他戴著面具,被她牽著手往前帶走,他深切地感受到那個一直被他護著的小人,她其實什么都懂,一直用著她理解的方式在回應著他。
蘇世卿將那只小手緊緊地攢在了掌心里,他跑到了她的前頭,主動牽著她穿梭在掛滿祈愿牌的千花樹之間,耳邊翻涌過木牌撞擊的聲浪,他們有種私奔的快感,在燈火璀璨的不夜城里,向著那爛漫的煙火狂奔而去。

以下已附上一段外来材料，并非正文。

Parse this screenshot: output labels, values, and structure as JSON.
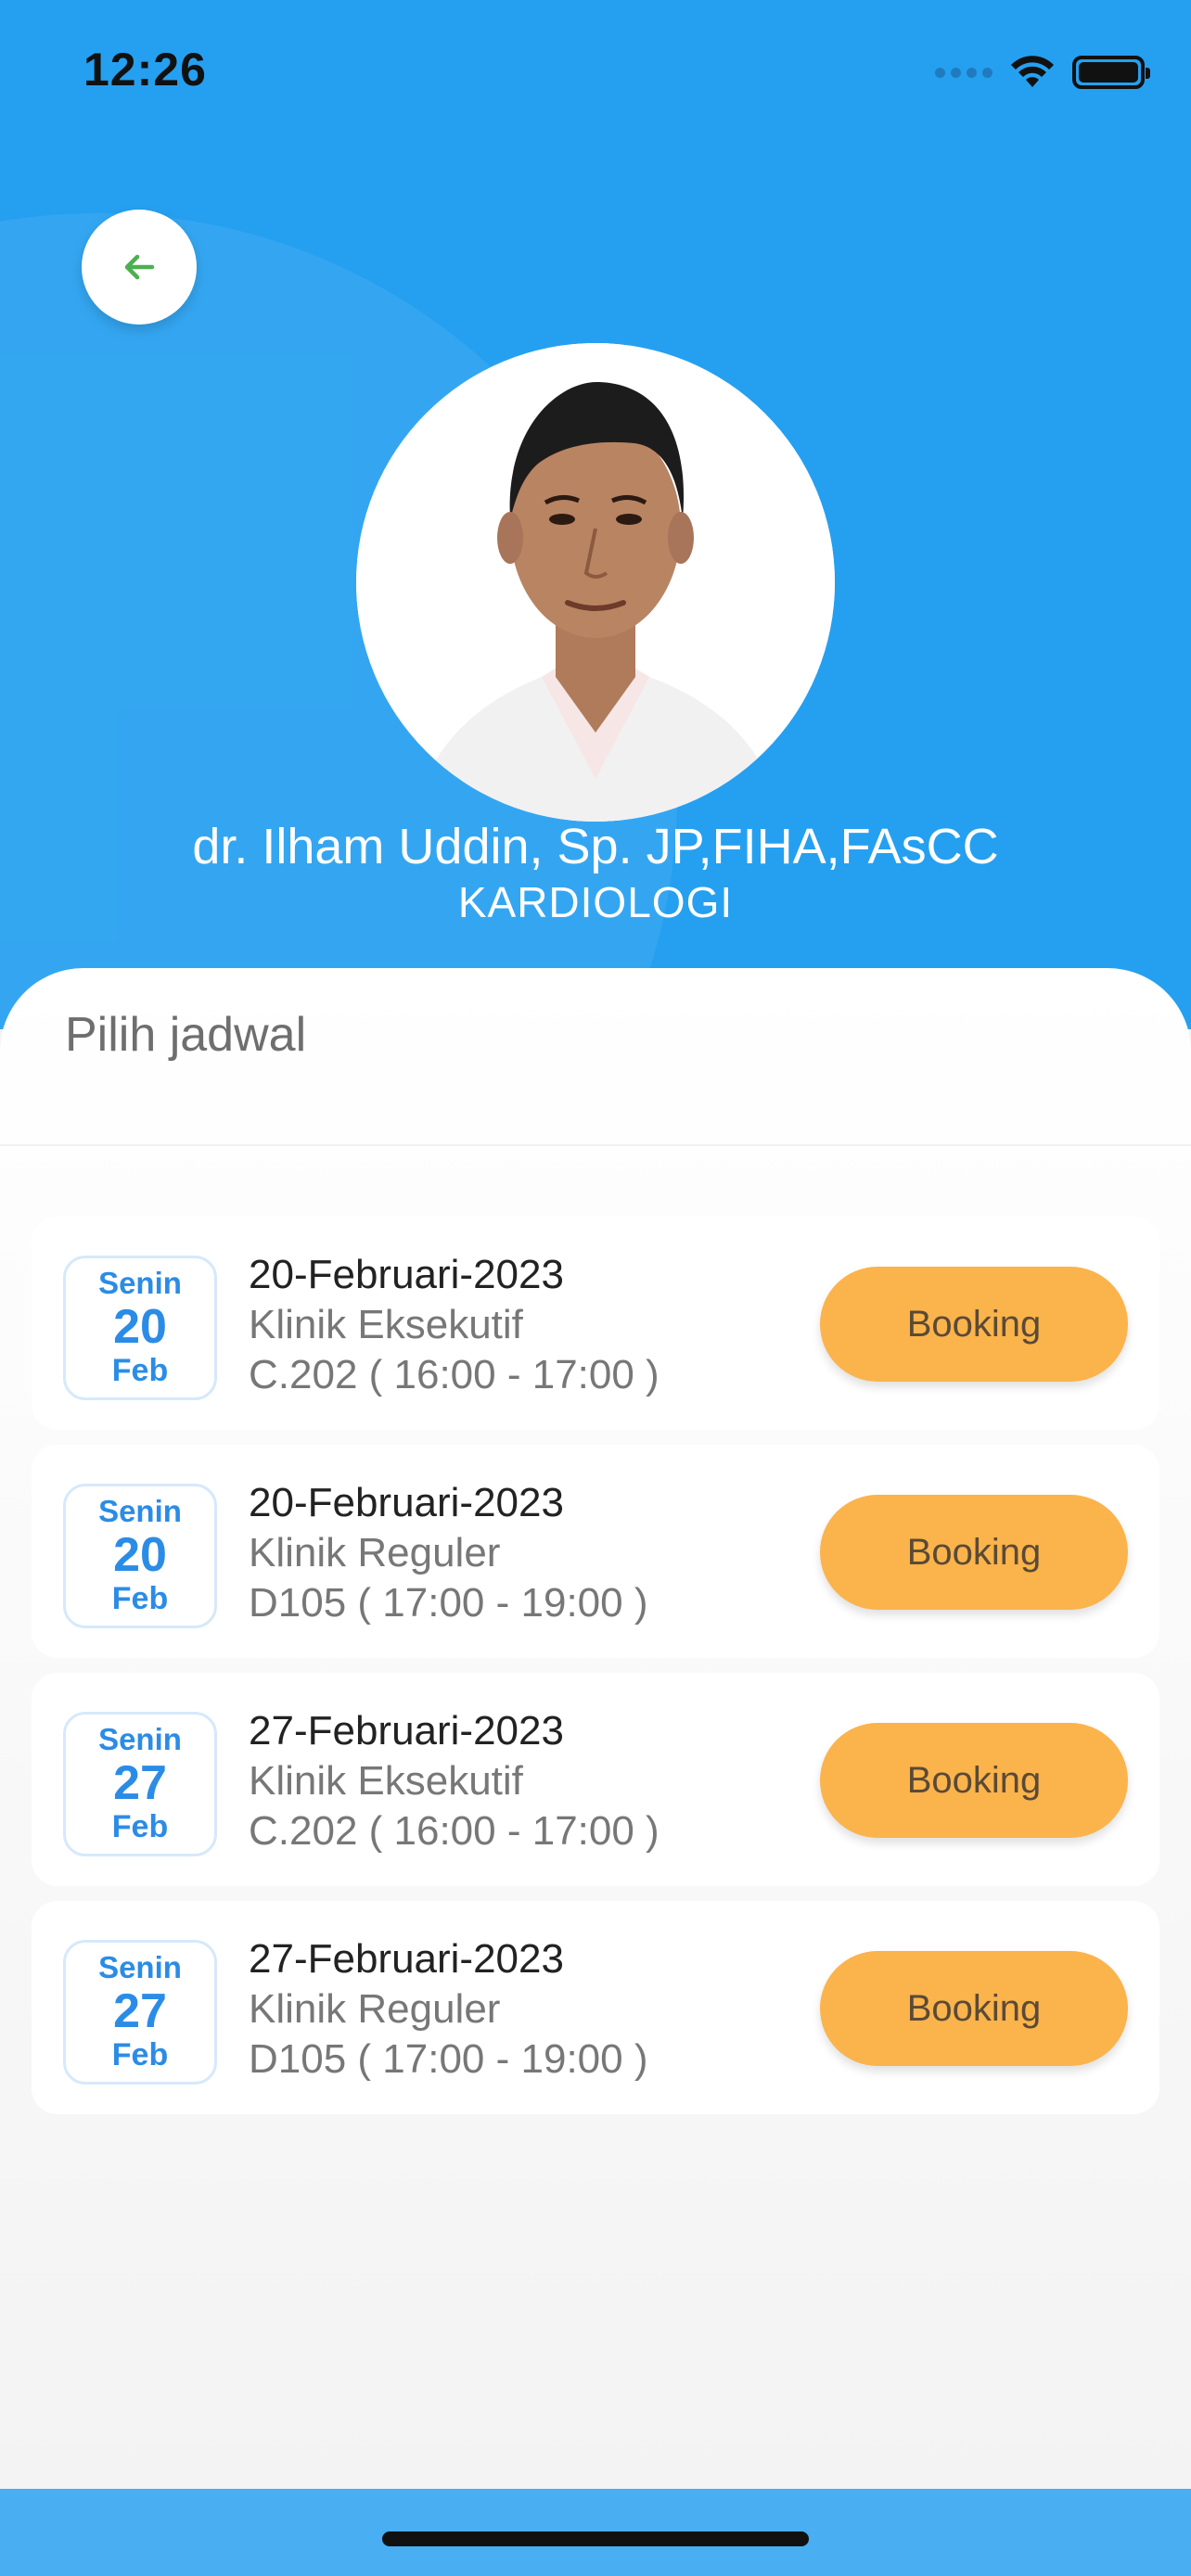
{
  "status_bar": {
    "time": "12:26"
  },
  "doctor": {
    "name": "dr. Ilham Uddin, Sp. JP,FIHA,FAsCC",
    "specialty": "KARDIOLOGI"
  },
  "schedule": {
    "title": "Pilih jadwal",
    "items": [
      {
        "day": "Senin",
        "date_num": "20",
        "month": "Feb",
        "date": "20-Februari-2023",
        "clinic": "Klinik Eksekutif",
        "room_time": "C.202 ( 16:00 - 17:00 )",
        "button": "Booking"
      },
      {
        "day": "Senin",
        "date_num": "20",
        "month": "Feb",
        "date": "20-Februari-2023",
        "clinic": "Klinik Reguler",
        "room_time": "D105 ( 17:00 - 19:00 )",
        "button": "Booking"
      },
      {
        "day": "Senin",
        "date_num": "27",
        "month": "Feb",
        "date": "27-Februari-2023",
        "clinic": "Klinik Eksekutif",
        "room_time": "C.202 ( 16:00 - 17:00 )",
        "button": "Booking"
      },
      {
        "day": "Senin",
        "date_num": "27",
        "month": "Feb",
        "date": "27-Februari-2023",
        "clinic": "Klinik Reguler",
        "room_time": "D105 ( 17:00 - 19:00 )",
        "button": "Booking"
      }
    ]
  },
  "colors": {
    "header_blue": "#25a0f0",
    "booking_orange": "#fbb34c",
    "date_blue": "#2b8ce6",
    "back_arrow_green": "#4caf50"
  },
  "icons": {
    "back": "arrow-left-icon",
    "wifi": "wifi-icon",
    "battery": "battery-icon",
    "signal": "signal-icon"
  }
}
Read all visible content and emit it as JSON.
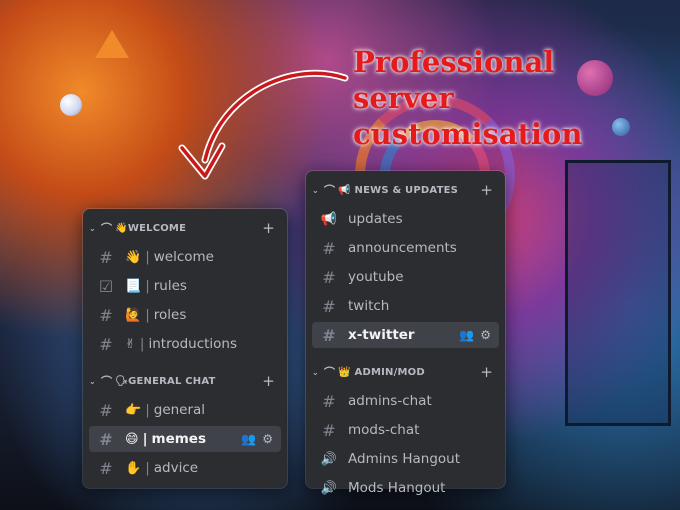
{
  "headline": {
    "line1": "Professional",
    "line2": "server",
    "line3": "customisation"
  },
  "icons": {
    "hash": "#",
    "rules": "☑",
    "megaphone": "📢",
    "speaker": "🔊",
    "chevron": "⌄",
    "tilde": "⌒",
    "plus": "+",
    "add_user": "👥",
    "gear": "⚙",
    "separator": "|"
  },
  "left_panel": {
    "categories": [
      {
        "name": "👋WELCOME",
        "channels": [
          {
            "emoji": "👋",
            "name": "welcome",
            "icon": "hash"
          },
          {
            "emoji": "📃",
            "name": "rules",
            "icon": "rules"
          },
          {
            "emoji": "🙋",
            "name": "roles",
            "icon": "hash"
          },
          {
            "emoji": "✌",
            "name": "introductions",
            "icon": "hash"
          }
        ]
      },
      {
        "name": "🗣GENERAL CHAT",
        "channels": [
          {
            "emoji": "👉",
            "name": "general",
            "icon": "hash"
          },
          {
            "emoji": "😄",
            "name": "memes",
            "icon": "hash",
            "active": true
          },
          {
            "emoji": "✋",
            "name": "advice",
            "icon": "hash"
          }
        ]
      }
    ]
  },
  "right_panel": {
    "categories": [
      {
        "name": "📢 NEWS & UPDATES",
        "channels": [
          {
            "name": "updates",
            "icon": "megaphone"
          },
          {
            "name": "announcements",
            "icon": "hash"
          },
          {
            "name": "youtube",
            "icon": "hash"
          },
          {
            "name": "twitch",
            "icon": "hash"
          },
          {
            "name": "x-twitter",
            "icon": "hash",
            "active": true
          }
        ]
      },
      {
        "name": "👑 ADMIN/MOD",
        "channels": [
          {
            "name": "admins-chat",
            "icon": "hash"
          },
          {
            "name": "mods-chat",
            "icon": "hash"
          },
          {
            "name": "Admins Hangout",
            "icon": "speaker"
          },
          {
            "name": "Mods Hangout",
            "icon": "speaker"
          }
        ]
      }
    ]
  },
  "colors": {
    "panel_bg": "#2b2d31",
    "active_bg": "#404249",
    "text_muted": "#b5bac1",
    "headline": "#e31b1b"
  }
}
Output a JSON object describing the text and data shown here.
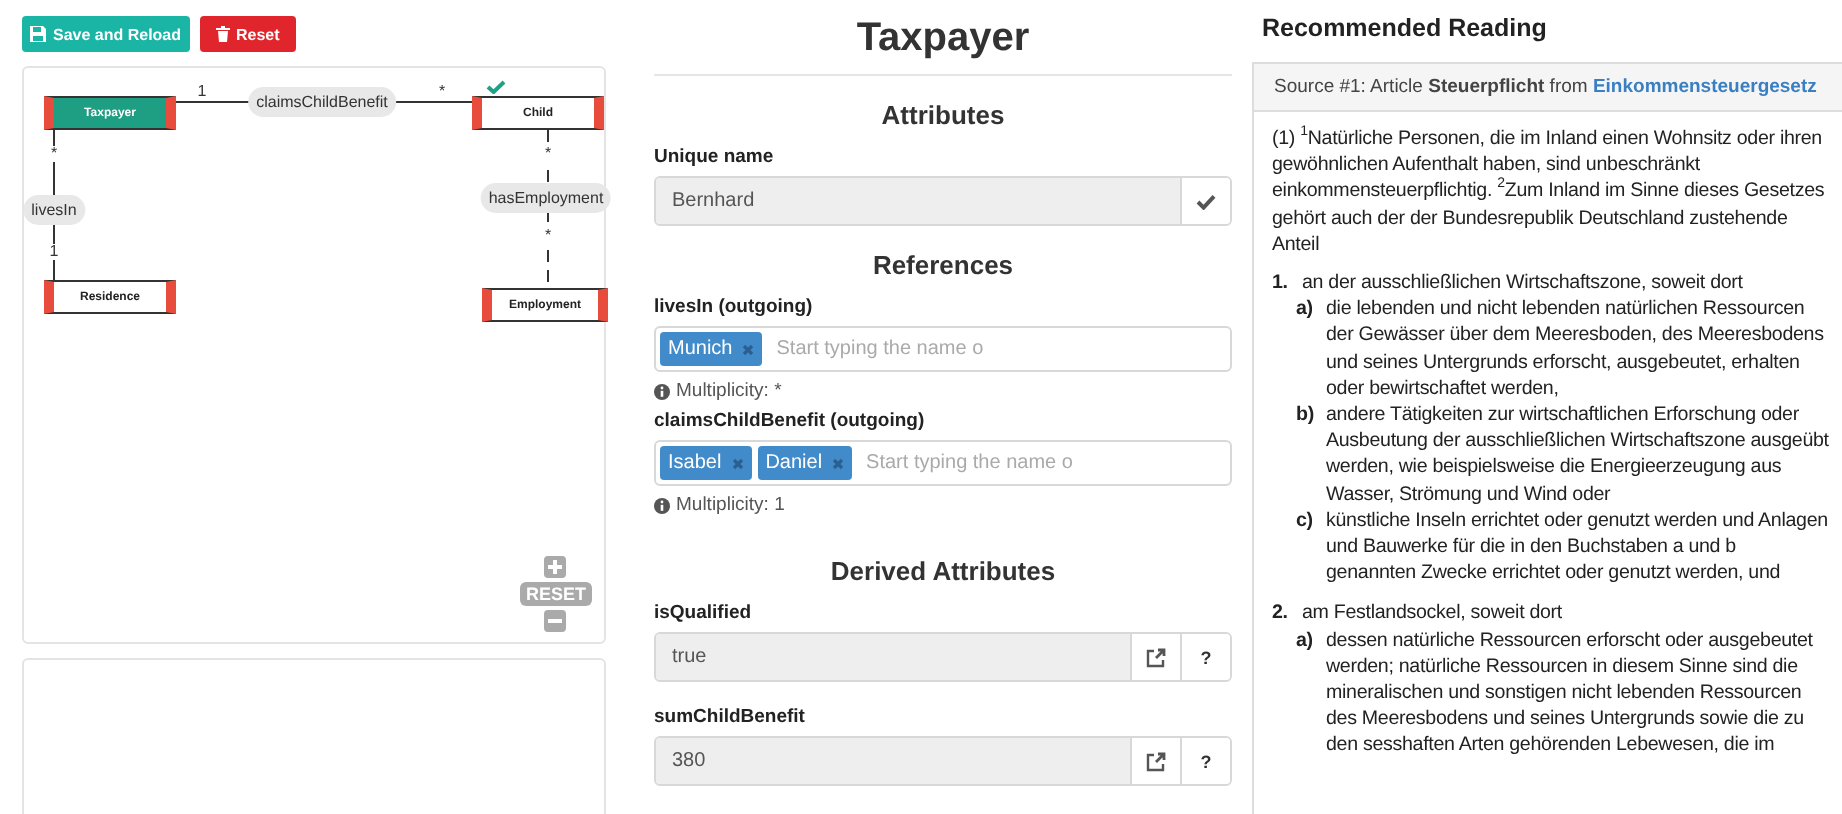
{
  "toolbar": [
    {
      "label": "Save and Reload",
      "kind": "save"
    },
    {
      "label": "Reset",
      "kind": "reset"
    }
  ],
  "diagram": {
    "nodes": [
      {
        "label": "Taxpayer",
        "selected": true,
        "valid": false
      },
      {
        "label": "Child",
        "selected": false,
        "valid": true
      },
      {
        "label": "Residence",
        "selected": false,
        "valid": false
      },
      {
        "label": "Employment",
        "selected": false,
        "valid": false
      }
    ],
    "edges": [
      {
        "label": "claimsChildBenefit",
        "source_multiplicity": "1",
        "target_multiplicity": "*"
      },
      {
        "label": "livesIn",
        "source_multiplicity": "*",
        "target_multiplicity": "1"
      },
      {
        "label": "hasEmployment",
        "source_multiplicity": "*",
        "target_multiplicity": "*"
      }
    ],
    "zoom_reset": "RESET"
  },
  "form": {
    "title": "Taxpayer",
    "attributes": {
      "heading": "Attributes",
      "fields": [
        {
          "label": "Unique name",
          "value": "Bernhard"
        }
      ]
    },
    "references": {
      "heading": "References",
      "items": [
        {
          "label": "livesIn (outgoing)",
          "tags": [
            "Munich"
          ],
          "placeholder": "Start typing the name o",
          "multiplicity": "Multiplicity: *"
        },
        {
          "label": "claimsChildBenefit (outgoing)",
          "tags": [
            "Isabel",
            "Daniel"
          ],
          "placeholder": "Start typing the name o",
          "multiplicity": "Multiplicity: 1"
        }
      ]
    },
    "derived": {
      "heading": "Derived Attributes",
      "fields": [
        {
          "label": "isQualified",
          "value": "true",
          "help": "?"
        },
        {
          "label": "sumChildBenefit",
          "value": "380",
          "help": "?"
        }
      ]
    }
  },
  "reading": {
    "title": "Recommended Reading",
    "source": "Source #1: Article **Steuerpflicht** from",
    "source_link": "Einkommensteuergesetz",
    "intro": "(1) $^{1}$Natürliche Personen, die im Inland einen Wohnsitz oder ihren gewöhnlichen Aufenthalt haben, sind unbeschränkt einkommensteuerpflichtig. $^{2}$Zum Inland im Sinne dieses Gesetzes gehört auch der der Bundesrepublik Deutschland zustehende Anteil",
    "items": [
      {
        "number": "1.",
        "text": "an der ausschließlichen Wirtschaftszone, soweit dort",
        "subitems": [
          {
            "letter": "a)",
            "text": "die lebenden und nicht lebenden natürlichen Ressourcen der Gewässer über dem Meeresboden, des Meeresbodens und seines Untergrunds erforscht, ausgebeutet, erhalten oder bewirtschaftet werden,"
          },
          {
            "letter": "b)",
            "text": "andere Tätigkeiten zur wirtschaftlichen Erforschung oder Ausbeutung der ausschließlichen Wirtschaftszone ausgeübt werden, wie beispielsweise die Energieerzeugung aus Wasser, Strömung und Wind oder"
          },
          {
            "letter": "c)",
            "text": "künstliche Inseln errichtet oder genutzt werden und Anlagen und Bauwerke für die in den Buchstaben a und b genannten Zwecke errichtet oder genutzt werden, und"
          }
        ]
      },
      {
        "number": "2.",
        "text": "am Festlandsockel, soweit dort",
        "subitems": [
          {
            "letter": "a)",
            "text": "dessen natürliche Ressourcen erforscht oder ausgebeutet werden; natürliche Ressourcen in diesem Sinne sind die mineralischen und sonstigen nicht lebenden Ressourcen des Meeresbodens und seines Untergrunds sowie die zu den sesshaften Arten gehörenden Lebewesen, die im"
          }
        ]
      }
    ]
  }
}
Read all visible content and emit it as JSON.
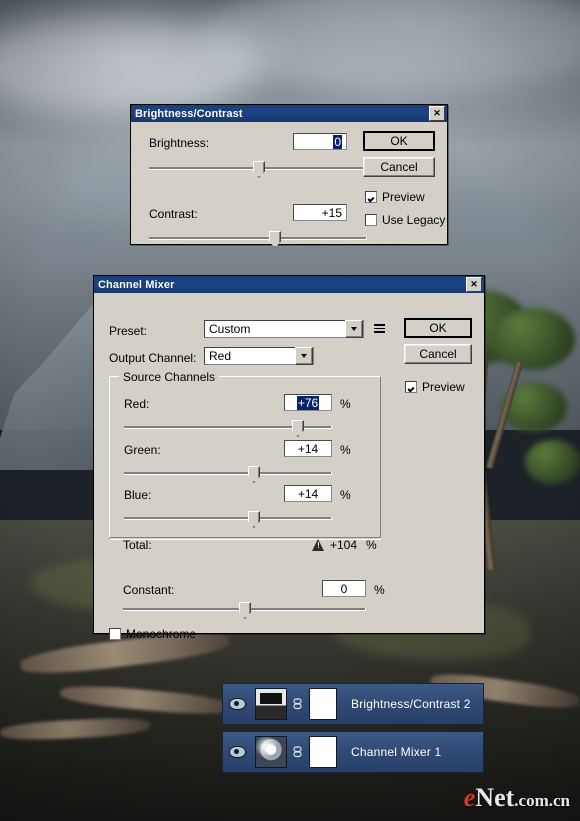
{
  "brightness_contrast": {
    "title": "Brightness/Contrast",
    "close_label": "✕",
    "brightness_label": "Brightness:",
    "brightness_value": "0",
    "contrast_label": "Contrast:",
    "contrast_value": "+15",
    "ok_label": "OK",
    "cancel_label": "Cancel",
    "preview_label": "Preview",
    "preview_checked": true,
    "use_legacy_label": "Use Legacy",
    "use_legacy_checked": false
  },
  "channel_mixer": {
    "title": "Channel Mixer",
    "close_label": "✕",
    "preset_label": "Preset:",
    "preset_value": "Custom",
    "output_channel_label": "Output Channel:",
    "output_channel_value": "Red",
    "source_channels_label": "Source Channels",
    "red_label": "Red:",
    "red_value": "+76",
    "red_unit": "%",
    "green_label": "Green:",
    "green_value": "+14",
    "green_unit": "%",
    "blue_label": "Blue:",
    "blue_value": "+14",
    "blue_unit": "%",
    "total_label": "Total:",
    "total_value": "+104",
    "total_unit": "%",
    "constant_label": "Constant:",
    "constant_value": "0",
    "constant_unit": "%",
    "monochrome_label": "Monochrome",
    "monochrome_checked": false,
    "ok_label": "OK",
    "cancel_label": "Cancel",
    "preview_label": "Preview",
    "preview_checked": true
  },
  "layers": [
    {
      "name": "Brightness/Contrast 2"
    },
    {
      "name": "Channel Mixer 1"
    }
  ],
  "watermark": {
    "e": "e",
    "net": "Net",
    "rest": ".com.cn"
  },
  "colors": {
    "titlebar": "#1b4486",
    "dialog_face": "#d4d0c8",
    "selection": "#0a246a",
    "layer_panel": "#2f4a74",
    "watermark_accent": "#e03a1e"
  }
}
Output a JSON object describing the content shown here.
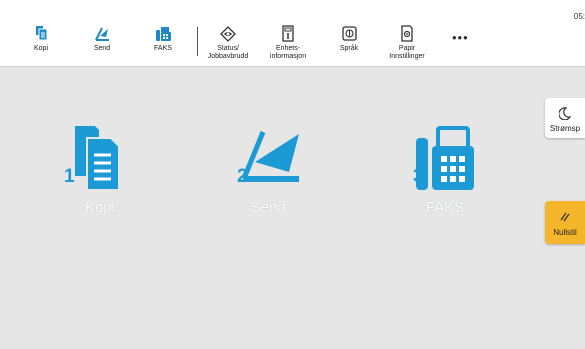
{
  "status_bar": {
    "time": "05:"
  },
  "toolbar": {
    "items": [
      {
        "label": "Kopi",
        "icon": "copy-icon"
      },
      {
        "label": "Send",
        "icon": "send-icon"
      },
      {
        "label": "FAKS",
        "icon": "fax-icon"
      },
      {
        "label": "Status/\nJobbavbrudd",
        "icon": "status-icon"
      },
      {
        "label": "Enhets-\ninformasjon",
        "icon": "device-info-icon"
      },
      {
        "label": "Språk",
        "icon": "language-icon"
      },
      {
        "label": "Papir\nInnstillinger",
        "icon": "paper-settings-icon"
      }
    ],
    "more": "•••"
  },
  "apps": [
    {
      "label": "Kopi",
      "number": "1",
      "icon": "copy-icon"
    },
    {
      "label": "Send",
      "number": "2",
      "icon": "send-icon"
    },
    {
      "label": "FAKS",
      "number": "3",
      "icon": "fax-icon"
    }
  ],
  "side_buttons": {
    "power": {
      "label": "Strømsp",
      "icon": "moon-icon"
    },
    "reset": {
      "label": "Nullstil",
      "icon": "reset-icon"
    }
  },
  "colors": {
    "accent": "#1b9ad6",
    "toolbar_icon": "#1e88c8",
    "reset_bg": "#f6b62b",
    "background": "#e6e6e6"
  }
}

宋易和錢清玄領著年年在街上一路瘋玩,中途渴了,年年去買水,倆人斜倚在一根紅漆柱子上歇息,看見一個人戴著花貓面具走過來,他們登時眼前一亮。
“這不歲歲么?”
“兜了那么大個圈子,又繞到了一塊兒,這回要不要再嚇她一次?”
宋易思量道:“歲歲一開始沒被嚇到,那是她識得這個面具,知道是我們在使壞,若是換一個面具,我想看看她當時被嚇成了什么模樣。“
錢清玄:“我這里有剪子。“
宋易和他對了下眼神,立馬領會了他的意思,“走,買面具去。“
倆人買了黑白無常的面具戴上,尾隨在“花貓“面具人身后,他們尋到了一個良機,宋易頂著白無常的面具忽然閃現在花貓面具人前,沖她嘶吼了一聲,錢清玄在身后拿著把剪子,一刀剪掉了那繃著花貓面具的紅繩。
面具落了下來,從眉到眼,再到鼻唇,露出一張清麗的面容來,由于驚嚇過度,那張臉都是怔住的,四目相對的這一刻,宋易覺得自己都不復存在了。
嚇錯人了!
“你們對我家小姐做了什么?”
有仆從揮著棍子抽打了過來,錢清玄眼疾手快地踢出一腳,替宋易擋了回去,見那小子還傻愣愣地站著,他回頭喊了一嗓子,“秧子,你還不快跑,站在那里等著被人削是嗎?”
宋易不但沒跑,還一下接一下地打起了嗝來。
仆從又撲了上來,眼看著一棍子又要打過來,年年及時趕到,將宋易給推了出去,倆人撞到了樹干上,那時候宋易才悠悠地醒過神來。
他醒來的第一反應就是,早知會遇見如此心動之人,他就不戴這么丑的白無常面具了,怎么著都得是潘安的臉譜才夠格!